Under such tight fiscal constraints, what can be done for education and for beleaguered real estate taxpayers? The most logical reform — replacing local property tax dollars with state income tax dollars as the major source of school financing — must be ruled out; such a major shift would require income tax increases well beyond the surcharge. More modest advances could be achieved, however. One possibility might be to shift to education a portion of the surcharge receipts now going to local governments; perhaps the remaining city and county share could be tied to proportionate property tax abatement.
Enacting property tax levy limits, as Edgar proposed during the campaign, could help hold down real estate tax bills in areas of rapidly rising property values. And while improved assessment practices would not necessarily mean lower taxes, property owners might derive some comfort from knowing the system was fairer and more equitable.

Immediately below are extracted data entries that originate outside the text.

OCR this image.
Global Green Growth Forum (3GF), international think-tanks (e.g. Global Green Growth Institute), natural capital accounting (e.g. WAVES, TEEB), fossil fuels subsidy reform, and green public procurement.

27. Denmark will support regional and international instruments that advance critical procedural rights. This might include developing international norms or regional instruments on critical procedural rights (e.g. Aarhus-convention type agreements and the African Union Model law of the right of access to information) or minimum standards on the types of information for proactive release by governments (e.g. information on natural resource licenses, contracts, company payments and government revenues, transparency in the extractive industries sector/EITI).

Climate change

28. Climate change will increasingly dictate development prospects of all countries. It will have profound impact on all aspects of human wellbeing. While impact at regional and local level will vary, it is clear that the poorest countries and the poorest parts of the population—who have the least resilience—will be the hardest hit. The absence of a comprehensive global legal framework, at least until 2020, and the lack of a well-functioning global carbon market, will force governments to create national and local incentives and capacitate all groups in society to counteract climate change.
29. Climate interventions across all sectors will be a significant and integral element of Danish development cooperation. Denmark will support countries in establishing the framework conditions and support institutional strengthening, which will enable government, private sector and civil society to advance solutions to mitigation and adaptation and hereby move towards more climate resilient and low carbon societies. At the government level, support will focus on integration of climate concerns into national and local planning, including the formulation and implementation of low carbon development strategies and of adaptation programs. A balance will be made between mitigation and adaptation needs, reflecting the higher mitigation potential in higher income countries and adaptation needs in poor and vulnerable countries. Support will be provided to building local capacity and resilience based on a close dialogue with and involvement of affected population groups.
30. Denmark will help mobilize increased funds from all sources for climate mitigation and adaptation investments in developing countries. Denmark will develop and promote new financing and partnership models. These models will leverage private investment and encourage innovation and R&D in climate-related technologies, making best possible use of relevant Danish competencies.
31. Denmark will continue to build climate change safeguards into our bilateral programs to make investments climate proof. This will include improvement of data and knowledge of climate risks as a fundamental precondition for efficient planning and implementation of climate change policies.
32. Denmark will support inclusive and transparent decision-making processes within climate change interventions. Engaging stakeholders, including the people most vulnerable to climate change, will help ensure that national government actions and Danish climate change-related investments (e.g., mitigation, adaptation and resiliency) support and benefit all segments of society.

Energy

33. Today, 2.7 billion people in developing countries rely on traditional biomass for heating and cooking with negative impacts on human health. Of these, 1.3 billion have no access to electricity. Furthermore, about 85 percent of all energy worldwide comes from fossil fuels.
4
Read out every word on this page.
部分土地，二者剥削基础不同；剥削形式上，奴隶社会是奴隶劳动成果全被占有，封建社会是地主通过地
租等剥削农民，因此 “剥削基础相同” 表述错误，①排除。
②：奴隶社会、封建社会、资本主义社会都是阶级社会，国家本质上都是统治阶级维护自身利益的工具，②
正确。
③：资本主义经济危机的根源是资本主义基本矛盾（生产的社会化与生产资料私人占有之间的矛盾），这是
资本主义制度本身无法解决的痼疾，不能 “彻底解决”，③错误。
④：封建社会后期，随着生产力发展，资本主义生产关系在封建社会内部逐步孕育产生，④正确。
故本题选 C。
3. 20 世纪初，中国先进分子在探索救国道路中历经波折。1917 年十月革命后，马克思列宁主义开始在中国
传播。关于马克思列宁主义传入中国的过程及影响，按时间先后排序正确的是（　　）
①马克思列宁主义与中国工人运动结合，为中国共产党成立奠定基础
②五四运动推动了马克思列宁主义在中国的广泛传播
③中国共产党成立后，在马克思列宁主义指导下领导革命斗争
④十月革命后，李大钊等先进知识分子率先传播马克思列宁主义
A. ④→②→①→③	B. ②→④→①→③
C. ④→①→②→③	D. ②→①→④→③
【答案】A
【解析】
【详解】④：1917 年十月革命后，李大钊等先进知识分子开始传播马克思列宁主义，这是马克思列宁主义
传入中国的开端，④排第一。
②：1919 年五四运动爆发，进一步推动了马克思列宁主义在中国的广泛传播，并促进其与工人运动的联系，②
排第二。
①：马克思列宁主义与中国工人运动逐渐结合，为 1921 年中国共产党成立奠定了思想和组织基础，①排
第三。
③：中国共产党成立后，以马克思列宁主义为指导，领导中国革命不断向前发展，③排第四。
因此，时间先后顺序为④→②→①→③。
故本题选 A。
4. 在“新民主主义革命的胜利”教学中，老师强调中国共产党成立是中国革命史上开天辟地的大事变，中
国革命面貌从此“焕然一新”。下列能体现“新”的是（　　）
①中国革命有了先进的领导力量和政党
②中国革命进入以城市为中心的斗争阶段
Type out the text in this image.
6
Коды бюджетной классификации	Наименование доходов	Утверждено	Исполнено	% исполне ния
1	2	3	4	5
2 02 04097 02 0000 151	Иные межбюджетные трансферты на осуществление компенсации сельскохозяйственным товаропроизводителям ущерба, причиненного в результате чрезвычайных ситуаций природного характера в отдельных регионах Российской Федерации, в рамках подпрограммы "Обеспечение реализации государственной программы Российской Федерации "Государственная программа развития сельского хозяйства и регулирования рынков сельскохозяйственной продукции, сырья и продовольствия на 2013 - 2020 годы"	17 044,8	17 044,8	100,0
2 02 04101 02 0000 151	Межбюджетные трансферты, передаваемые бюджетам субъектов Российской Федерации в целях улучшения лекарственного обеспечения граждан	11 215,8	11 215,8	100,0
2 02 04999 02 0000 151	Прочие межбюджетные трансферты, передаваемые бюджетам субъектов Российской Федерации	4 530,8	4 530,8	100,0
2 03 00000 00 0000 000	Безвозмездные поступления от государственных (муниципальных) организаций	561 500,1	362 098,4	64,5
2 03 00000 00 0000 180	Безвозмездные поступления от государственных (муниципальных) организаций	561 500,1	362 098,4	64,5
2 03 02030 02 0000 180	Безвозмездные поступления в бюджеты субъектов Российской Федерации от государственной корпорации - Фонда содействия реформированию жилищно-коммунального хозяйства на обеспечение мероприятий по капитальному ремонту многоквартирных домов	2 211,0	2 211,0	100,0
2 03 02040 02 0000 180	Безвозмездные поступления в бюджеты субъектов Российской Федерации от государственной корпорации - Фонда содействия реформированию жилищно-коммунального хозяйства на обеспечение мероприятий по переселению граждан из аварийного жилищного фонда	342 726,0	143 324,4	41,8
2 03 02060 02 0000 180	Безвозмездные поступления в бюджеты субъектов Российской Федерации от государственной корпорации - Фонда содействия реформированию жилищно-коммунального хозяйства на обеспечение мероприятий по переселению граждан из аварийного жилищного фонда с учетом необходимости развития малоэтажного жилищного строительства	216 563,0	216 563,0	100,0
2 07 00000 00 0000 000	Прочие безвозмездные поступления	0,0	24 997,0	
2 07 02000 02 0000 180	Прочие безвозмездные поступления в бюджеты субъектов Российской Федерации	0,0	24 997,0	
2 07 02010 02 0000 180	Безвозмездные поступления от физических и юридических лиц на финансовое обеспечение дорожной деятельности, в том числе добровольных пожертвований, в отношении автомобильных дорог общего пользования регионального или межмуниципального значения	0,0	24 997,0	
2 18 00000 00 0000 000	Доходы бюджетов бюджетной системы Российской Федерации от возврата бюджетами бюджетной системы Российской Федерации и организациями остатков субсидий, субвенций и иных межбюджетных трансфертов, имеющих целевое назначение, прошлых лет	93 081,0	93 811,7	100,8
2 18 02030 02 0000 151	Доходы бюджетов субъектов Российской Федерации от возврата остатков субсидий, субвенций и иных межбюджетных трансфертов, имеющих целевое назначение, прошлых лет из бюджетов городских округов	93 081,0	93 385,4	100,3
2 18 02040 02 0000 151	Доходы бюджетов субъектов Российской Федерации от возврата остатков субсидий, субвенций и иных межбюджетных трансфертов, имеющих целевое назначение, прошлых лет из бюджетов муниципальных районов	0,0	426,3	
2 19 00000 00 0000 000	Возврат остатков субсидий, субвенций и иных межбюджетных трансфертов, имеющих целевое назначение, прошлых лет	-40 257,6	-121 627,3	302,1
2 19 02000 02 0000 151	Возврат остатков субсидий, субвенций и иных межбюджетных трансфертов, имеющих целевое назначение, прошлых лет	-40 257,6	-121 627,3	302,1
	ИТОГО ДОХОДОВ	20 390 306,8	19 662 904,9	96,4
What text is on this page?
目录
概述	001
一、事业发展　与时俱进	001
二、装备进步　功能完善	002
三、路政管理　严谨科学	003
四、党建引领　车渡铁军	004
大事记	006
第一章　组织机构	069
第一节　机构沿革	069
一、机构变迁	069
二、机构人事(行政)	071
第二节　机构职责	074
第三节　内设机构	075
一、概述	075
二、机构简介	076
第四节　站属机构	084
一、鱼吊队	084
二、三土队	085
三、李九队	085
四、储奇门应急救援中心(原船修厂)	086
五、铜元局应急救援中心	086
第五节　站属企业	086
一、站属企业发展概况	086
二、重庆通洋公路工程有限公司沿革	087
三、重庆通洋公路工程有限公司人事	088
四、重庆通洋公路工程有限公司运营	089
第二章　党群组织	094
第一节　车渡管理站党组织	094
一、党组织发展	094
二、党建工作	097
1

Meanwhile, a host of other issues clamor for attention; unfortunately, in most cases it's hard to imagine how real progress can be made without investing state dollars that aren't likely to be there. The partial list could include providing adequate and accessible health care in the inner city and in rural areas, developing the state's human capital through enhanced job training and welfare-to-work efforts, upgrading the mental health service delivery system and relieving prison overcrowding. All are difficult challenges, and most have been chronic problems for years. Now they'll test a new governor and legislature, with the state's welfare riding in the balance.
Charles N. Wheeler III is a correspondent in the Springfield Bureau of the Chicago Sun-Times.